Additional Information and Where to Find It

In connection with the proposed transaction, Abacus Innovations Corporation, a wholly-owned subsidiary of Lockheed Martin created for the Transaction (“Spinco”), will file with the SEC a registration statement on Form S-4/S-1 containing a prospectus and Leidos will file with the SEC a proxy statement on Schedule 14A and a registration statement on Form S-4 containing a prospectus. INVESTORS AND SECURITY HOLDERS ARE ADVISED TO READ THE REGISTRATION STATEMENTS/PROSPECTUSES AND PROXY STATEMENT WHEN THEY BECOME AVAILABLE, BECAUSE THEY WILL CONTAIN IMPORTANT INFORMATION ABOUT THE PARTIES AND THE PROPOSED TRANSACTION. Investors and security holders may obtain a free copy of the prospectuses and proxy statement (when available) and other documents filed with the SEC by Lockheed Martin, Spinco and Leidos at the SEC’s web site at http://www.sec.gov. Free copies of these documents, once available, and each of the companies’ other filings with the SEC, may also be obtained from Leidos’ web site at http://www.Leidos.com.

This communication is not a solicitation of a proxy from any investor or security holder.

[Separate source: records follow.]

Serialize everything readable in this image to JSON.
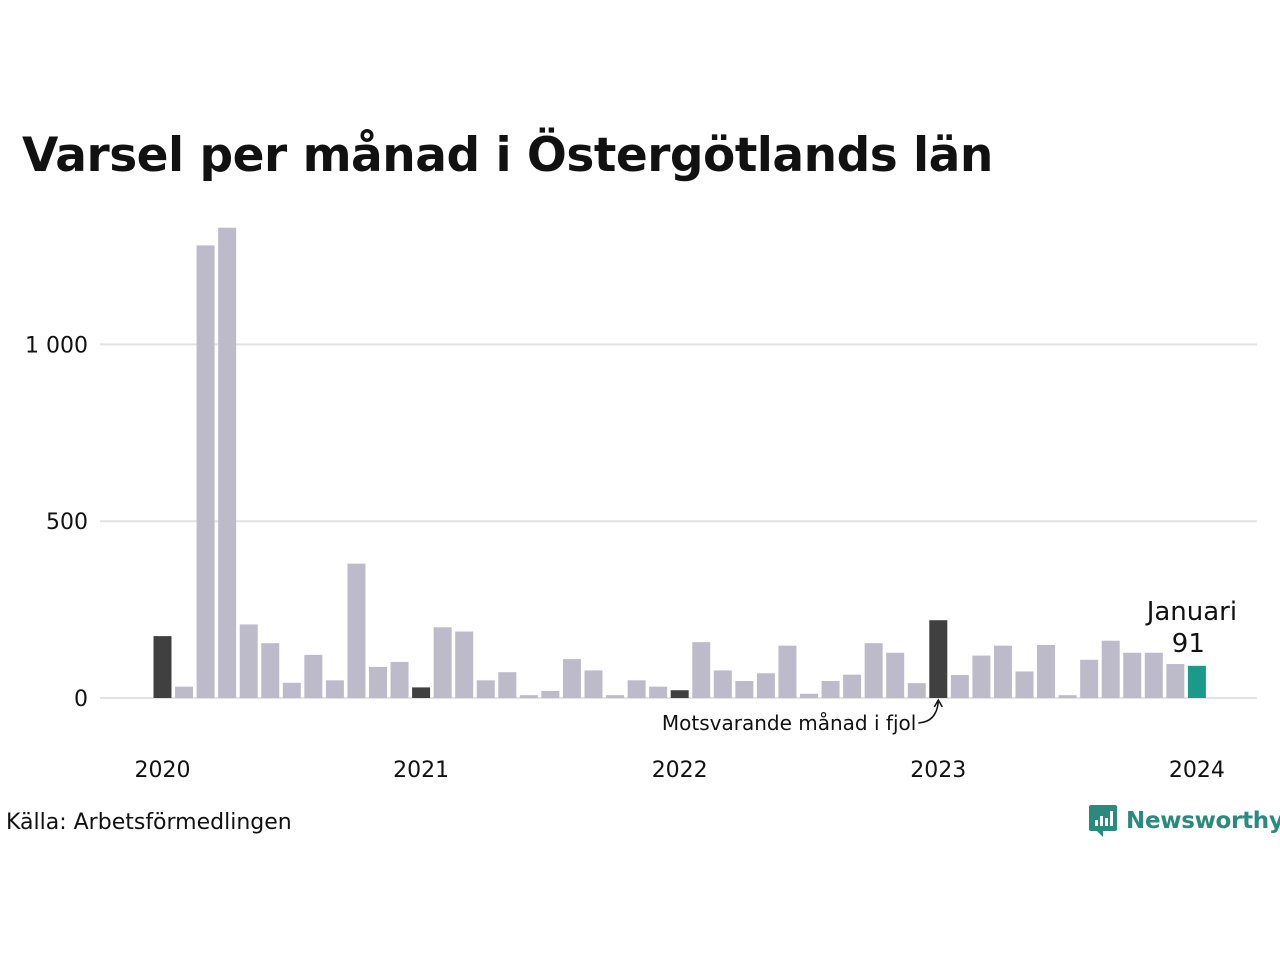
{
  "title": "Varsel per månad i Östergötlands län",
  "source": "Källa: Arbetsförmedlingen",
  "brand": {
    "name": "Newsworthy",
    "icon": "newsworthy-logo-icon"
  },
  "colors": {
    "default": "#bdbbca",
    "same_month": "#404040",
    "current": "#1a9a8a",
    "grid": "#e3e3e3"
  },
  "chart_data": {
    "type": "bar",
    "ylim": [
      0,
      1400
    ],
    "yticks": [
      0,
      500,
      1000
    ],
    "ytick_labels": [
      "0",
      "500",
      "1 000"
    ],
    "xtick_labels": [
      "2020",
      "2021",
      "2022",
      "2023",
      "2024"
    ],
    "xtick_months": [
      "2020-01",
      "2021-01",
      "2022-01",
      "2023-01",
      "2024-01"
    ],
    "categories": [
      "2020-01",
      "2020-02",
      "2020-03",
      "2020-04",
      "2020-05",
      "2020-06",
      "2020-07",
      "2020-08",
      "2020-09",
      "2020-10",
      "2020-11",
      "2020-12",
      "2021-01",
      "2021-02",
      "2021-03",
      "2021-04",
      "2021-05",
      "2021-06",
      "2021-07",
      "2021-08",
      "2021-09",
      "2021-10",
      "2021-11",
      "2021-12",
      "2022-01",
      "2022-02",
      "2022-03",
      "2022-04",
      "2022-05",
      "2022-06",
      "2022-07",
      "2022-08",
      "2022-09",
      "2022-10",
      "2022-11",
      "2022-12",
      "2023-01",
      "2023-02",
      "2023-03",
      "2023-04",
      "2023-05",
      "2023-06",
      "2023-07",
      "2023-08",
      "2023-09",
      "2023-10",
      "2023-11",
      "2023-12",
      "2024-01"
    ],
    "values": [
      175,
      32,
      1280,
      1330,
      208,
      155,
      43,
      122,
      50,
      380,
      88,
      102,
      30,
      200,
      188,
      50,
      73,
      8,
      20,
      110,
      78,
      8,
      50,
      32,
      22,
      158,
      78,
      48,
      70,
      148,
      12,
      48,
      66,
      155,
      128,
      42,
      220,
      65,
      120,
      148,
      75,
      150,
      8,
      108,
      162,
      128,
      128,
      96,
      91
    ],
    "highlight_same_month": [
      "2020-01",
      "2021-01",
      "2022-01",
      "2023-01"
    ],
    "highlight_current": "2024-01",
    "annotations": {
      "current_month_label": "Januari",
      "current_value_label": "91",
      "same_month_label": "Motsvarande månad i fjol"
    }
  }
}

However, Leidos, Lockheed Martin, and certain of their respective directors, executive officers and other members of management and employees, may be deemed to be participants in the solicitation of proxies from stockholders of Leidos in respect of the proposed transaction under the rules of the SEC. Information regarding Leidos’ directors and executive officers is available in Leidos’ 2014 Annual Report on Form 10-K filed with the SEC on March 25, 2015, and in its definitive proxy statement for its annual meeting of stockholders filed on April 17, 2015. Information regarding Lockheed Martin’s directors and executive officers is available in Lockheed Martin’s 2014 Annual Report on Form 10-K filed with the SEC on February 9, 2015, and in its definitive proxy statement for its annual meeting of stockholders filed on March 13, 2015. These documents can be obtained free of charge from the sources indicated above. Other information regarding the participants in the proxy solicitation and a description of their direct and indirect interests, by security holdings or otherwise, will be contained in the registration statements, prospectuses and proxy statement and other relevant materials to be filed with the SEC when they become available.

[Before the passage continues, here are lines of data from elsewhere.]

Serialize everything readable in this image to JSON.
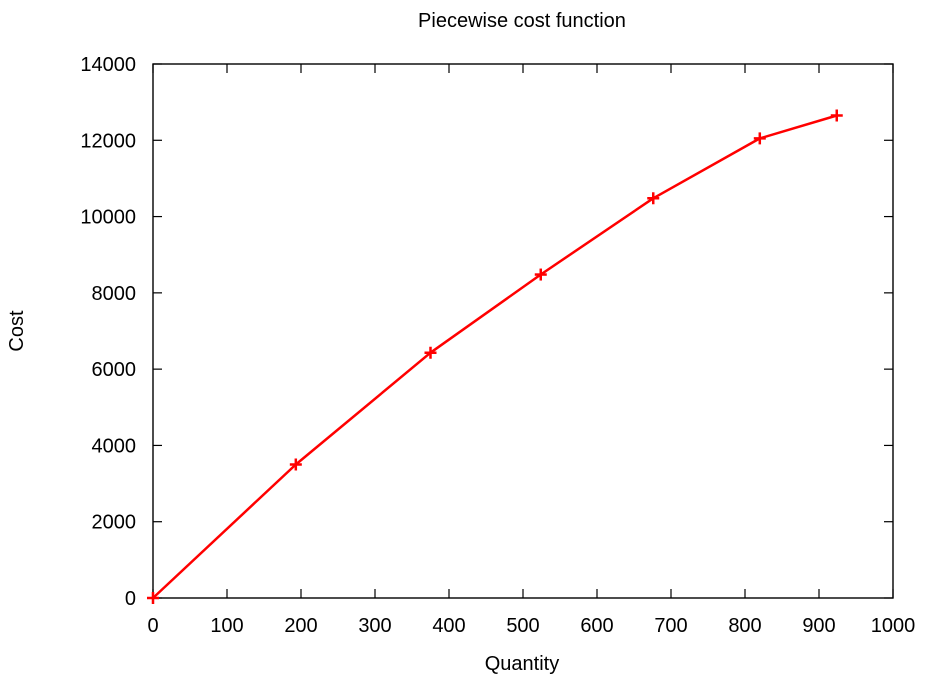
{
  "chart_data": {
    "type": "line",
    "title": "Piecewise cost function",
    "xlabel": "Quantity",
    "ylabel": "Cost",
    "xlim": [
      0,
      1000
    ],
    "ylim": [
      0,
      14000
    ],
    "x_ticks": [
      0,
      100,
      200,
      300,
      400,
      500,
      600,
      700,
      800,
      900,
      1000
    ],
    "y_ticks": [
      0,
      2000,
      4000,
      6000,
      8000,
      10000,
      12000,
      14000
    ],
    "grid": false,
    "legend": "none",
    "marker": "plus",
    "series": [
      {
        "color": "#ff0000",
        "x": [
          0,
          193,
          375,
          524,
          676,
          820,
          924
        ],
        "y": [
          0,
          3500,
          6430,
          8480,
          10480,
          12050,
          12650
        ]
      }
    ]
  }
}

This communication shall not constitute an offer to sell or the solicitation of an offer to sell or the solicitation of an offer to buy any securities, nor shall there be any sale of



securities in any jurisdiction in which such offer, solicitation or sale would be unlawful prior to registration or qualification under the securities laws of any such jurisdiction. No offer of securities shall be made except by means of a prospectus meeting the requirements of Section 10 of the Securities Act of 1933, as amended.